We are leaving soon for Atlanta to join the Foursquare Convention. I wanted to share a few thoughts about convention as I see it. Last year, the Foursquare leadership dubbed convention under a new name, Connection, to give people more of a sense of why they come.
The first few things I think of when preparing to attend a Convention include in no particular order, what the good food is for this city, which of my friends are going to be at convention, and is there a baseball game in town (Convention always starts on Memorial Day). Then I begin getting ready and excited for the coming convention.
To me, Convention is all about connecting with friends and making solid connections for the ministry. The meetings are important and have their place, but many in my generation look forward to this spaced to see friends and share life.
Convention gives the space to reconnect with old friends that you see at the most once-a-year, or sometimes less. The space and time of convention allows for encouragement, refreshing, renewing vision, and building one another up as we deepen the connection we have with one another in our movement. I am looking forward to sharing meals with people I went to Bible College with and new friends we have made since. I look forward to catching a baseball game with some friends as we share stories about ministry in each of our own contexts. (I’ll add another stadium to my lifelong quest to see all the baseball fields.) I even hope to catch a morning run with some other friends, who bring their running shoes for such a purpose of seeing different cities as we run through them. I will be looking for those running buddies again…I have my shoes and shorts.

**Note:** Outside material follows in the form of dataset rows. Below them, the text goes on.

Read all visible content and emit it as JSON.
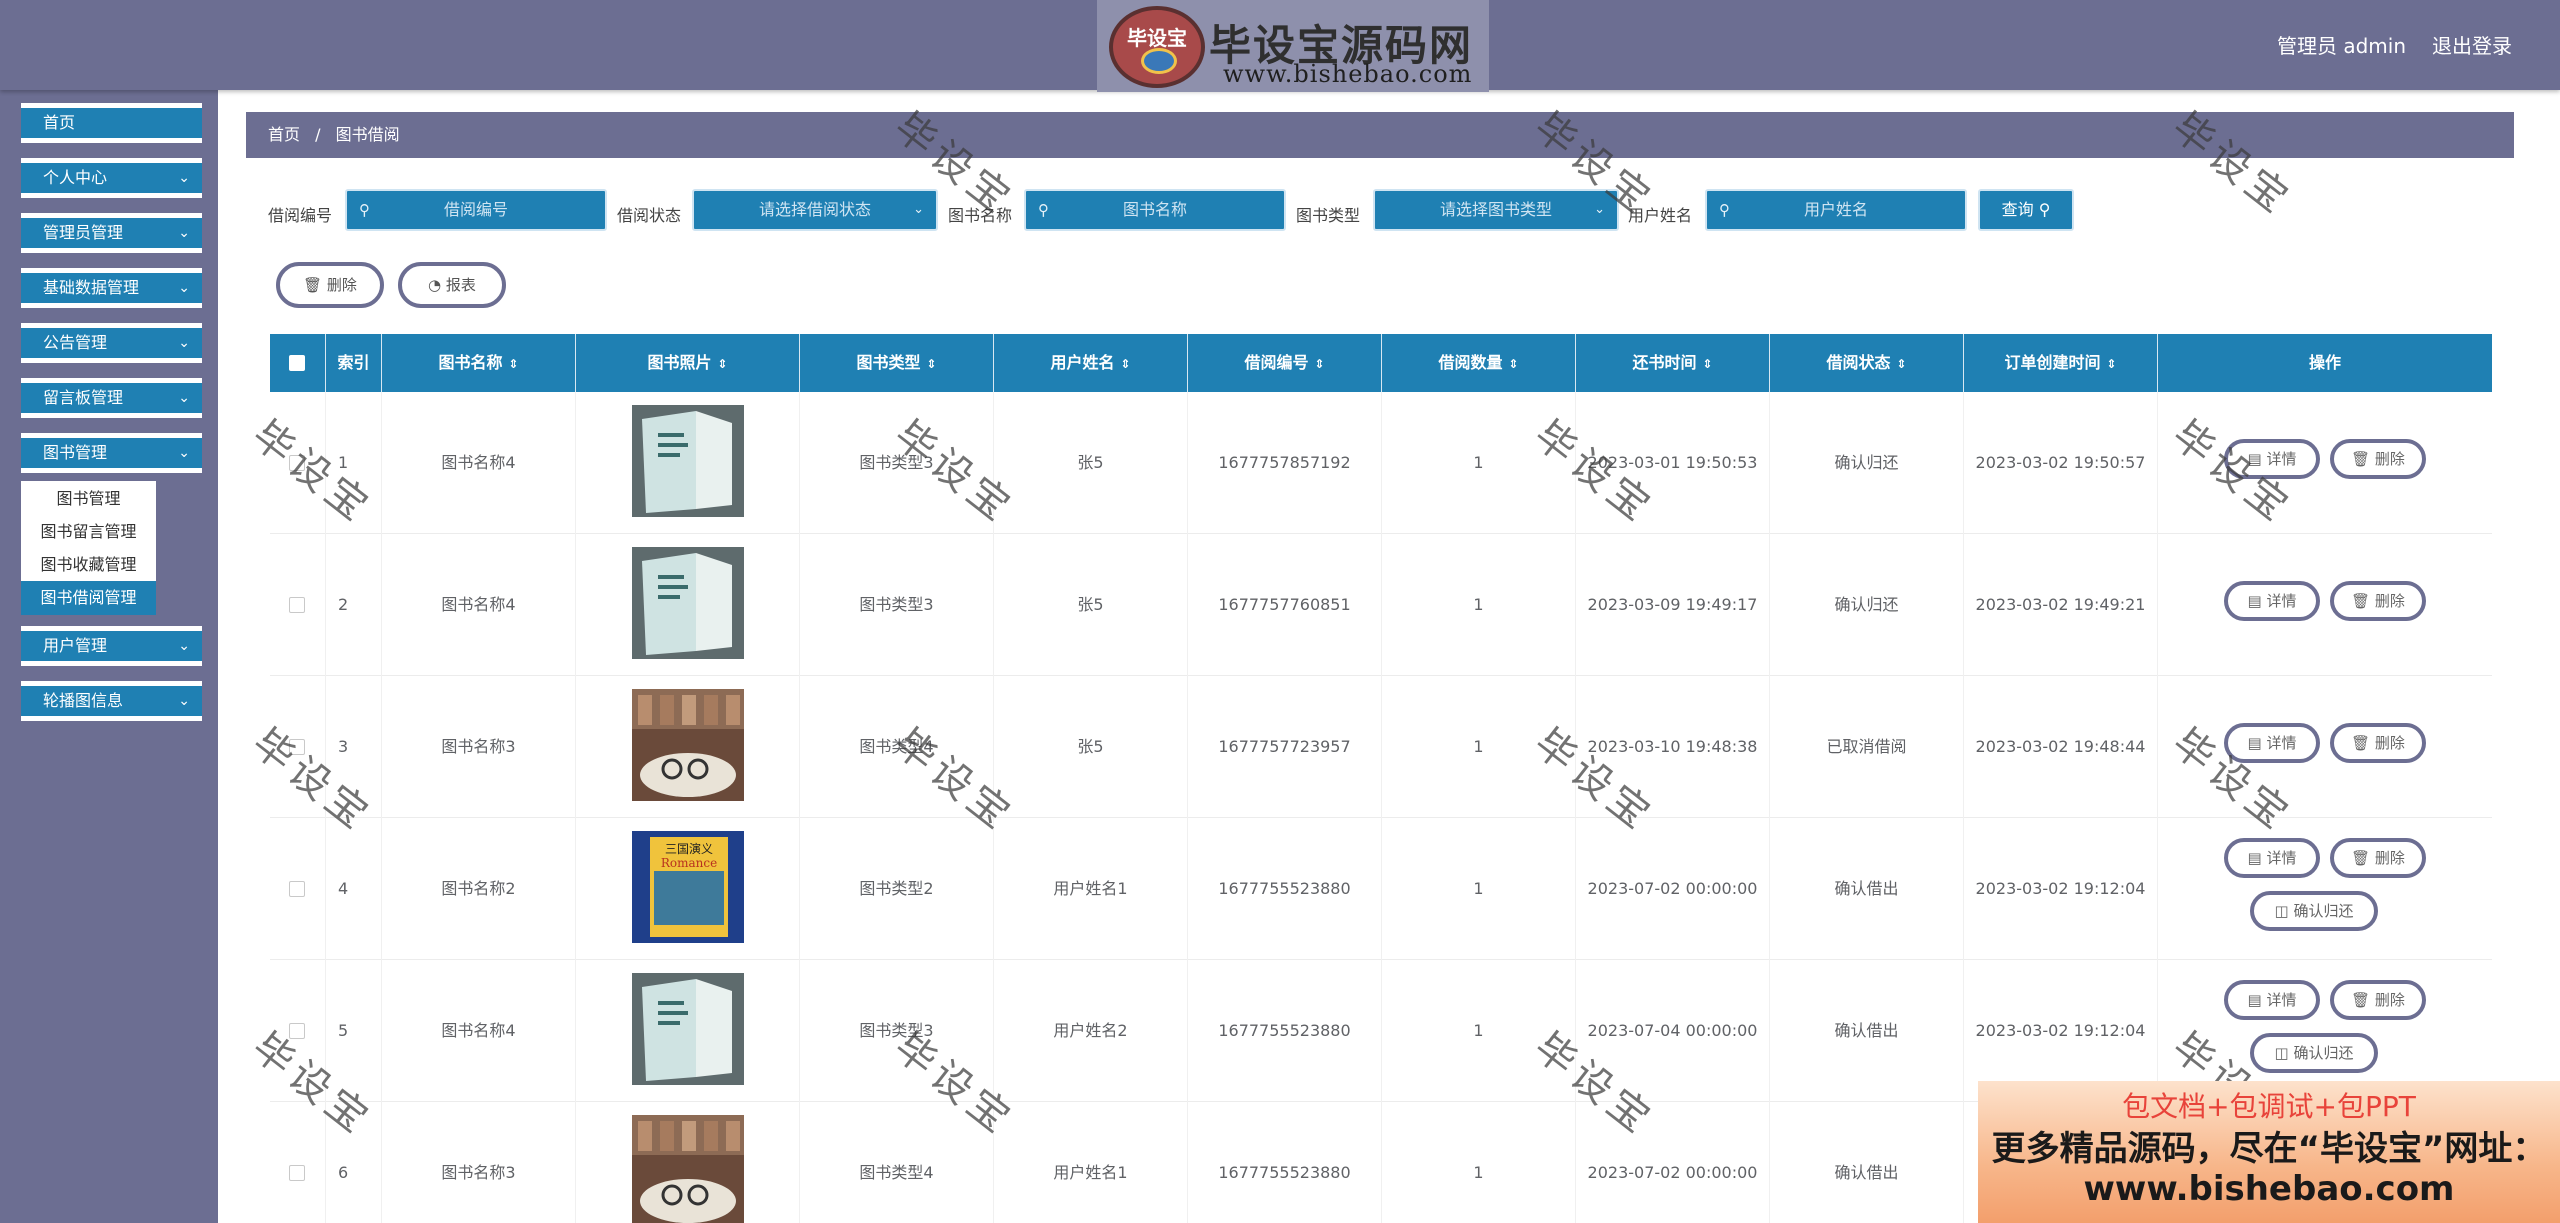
{
  "header": {
    "logo_mark": "毕设宝",
    "logo_title": "毕设宝源码网",
    "logo_url": "www.bishebao.com",
    "admin": "管理员 admin",
    "logout": "退出登录"
  },
  "sidebar": {
    "items": [
      {
        "label": "首页",
        "chevron": false
      },
      {
        "label": "个人中心",
        "chevron": true
      },
      {
        "label": "管理员管理",
        "chevron": true
      },
      {
        "label": "基础数据管理",
        "chevron": true
      },
      {
        "label": "公告管理",
        "chevron": true
      },
      {
        "label": "留言板管理",
        "chevron": true
      },
      {
        "label": "图书管理",
        "chevron": true
      },
      {
        "label": "用户管理",
        "chevron": true
      },
      {
        "label": "轮播图信息",
        "chevron": true
      }
    ],
    "submenu": [
      "图书管理",
      "图书留言管理",
      "图书收藏管理"
    ],
    "active_sub": "图书借阅管理"
  },
  "breadcrumb": {
    "home": "首页",
    "separator": "/",
    "current": "图书借阅"
  },
  "filters": {
    "borrow_no_label": "借阅编号",
    "borrow_no_placeholder": "借阅编号",
    "borrow_status_label": "借阅状态",
    "borrow_status_placeholder": "请选择借阅状态",
    "book_name_label": "图书名称",
    "book_name_placeholder": "图书名称",
    "book_type_label": "图书类型",
    "book_type_placeholder": "请选择图书类型",
    "user_name_label": "用户姓名",
    "user_name_placeholder": "用户姓名",
    "query_label": "查询"
  },
  "toolbar": {
    "delete_label": "删除",
    "report_label": "报表"
  },
  "table": {
    "columns": [
      "索引",
      "图书名称",
      "图书照片",
      "图书类型",
      "用户姓名",
      "借阅编号",
      "借阅数量",
      "还书时间",
      "借阅状态",
      "订单创建时间",
      "操作"
    ],
    "rows": [
      {
        "index": "1",
        "book_name": "图书名称4",
        "book_type": "图书类型3",
        "user": "张5",
        "borrow_no": "1677757857192",
        "qty": "1",
        "return_time": "2023-03-01 19:50:53",
        "status": "确认归还",
        "created": "2023-03-02 19:50:57",
        "photo": "teal"
      },
      {
        "index": "2",
        "book_name": "图书名称4",
        "book_type": "图书类型3",
        "user": "张5",
        "borrow_no": "1677757760851",
        "qty": "1",
        "return_time": "2023-03-09 19:49:17",
        "status": "确认归还",
        "created": "2023-03-02 19:49:21",
        "photo": "teal"
      },
      {
        "index": "3",
        "book_name": "图书名称3",
        "book_type": "图书类型4",
        "user": "张5",
        "borrow_no": "1677757723957",
        "qty": "1",
        "return_time": "2023-03-10 19:48:38",
        "status": "已取消借阅",
        "created": "2023-03-02 19:48:44",
        "photo": "library"
      },
      {
        "index": "4",
        "book_name": "图书名称2",
        "book_type": "图书类型2",
        "user": "用户姓名1",
        "borrow_no": "1677755523880",
        "qty": "1",
        "return_time": "2023-07-02 00:00:00",
        "status": "确认借出",
        "created": "2023-03-02 19:12:04",
        "photo": "romance"
      },
      {
        "index": "5",
        "book_name": "图书名称4",
        "book_type": "图书类型3",
        "user": "用户姓名2",
        "borrow_no": "1677755523880",
        "qty": "1",
        "return_time": "2023-07-04 00:00:00",
        "status": "确认借出",
        "created": "2023-03-02 19:12:04",
        "photo": "teal"
      },
      {
        "index": "6",
        "book_name": "图书名称3",
        "book_type": "图书类型4",
        "user": "用户姓名1",
        "borrow_no": "1677755523880",
        "qty": "1",
        "return_time": "2023-07-02 00:00:00",
        "status": "确认借出",
        "created": "",
        "photo": "library"
      }
    ],
    "actions": {
      "detail": "详情",
      "delete": "删除",
      "confirm_return": "确认归还"
    },
    "cover_text": {
      "romance_cn": "三国演义",
      "romance_en": "Romance"
    }
  },
  "watermark": "毕设宝",
  "ad": {
    "line1": "包文档+包调试+包PPT",
    "line2": "更多精品源码，尽在“毕设宝”网址：",
    "line3": "www.bishebao.com"
  },
  "colors": {
    "primary": "#1f80b3",
    "frame": "#6c6e92"
  }
}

Yes, we have business to attend to and that is probably the primary reason to have a convention. This year we need to elect a new president, discuss bi-laws and go over the budget. We need to function in certain ways to stay on track and that is okay. We also will have meetings to and gather together to worship. I pray the Holy Spirit moves in these times and refreshes the body of Foursquare ministers.
Yet, I also pray that the Holy Spirit moves in the times of connecting with one another over meals, coffee, dessert, baseball games, walking the city, praying with one another in the lobby and wherever the good people we serve with in Foursquare connect in Atlanta this year.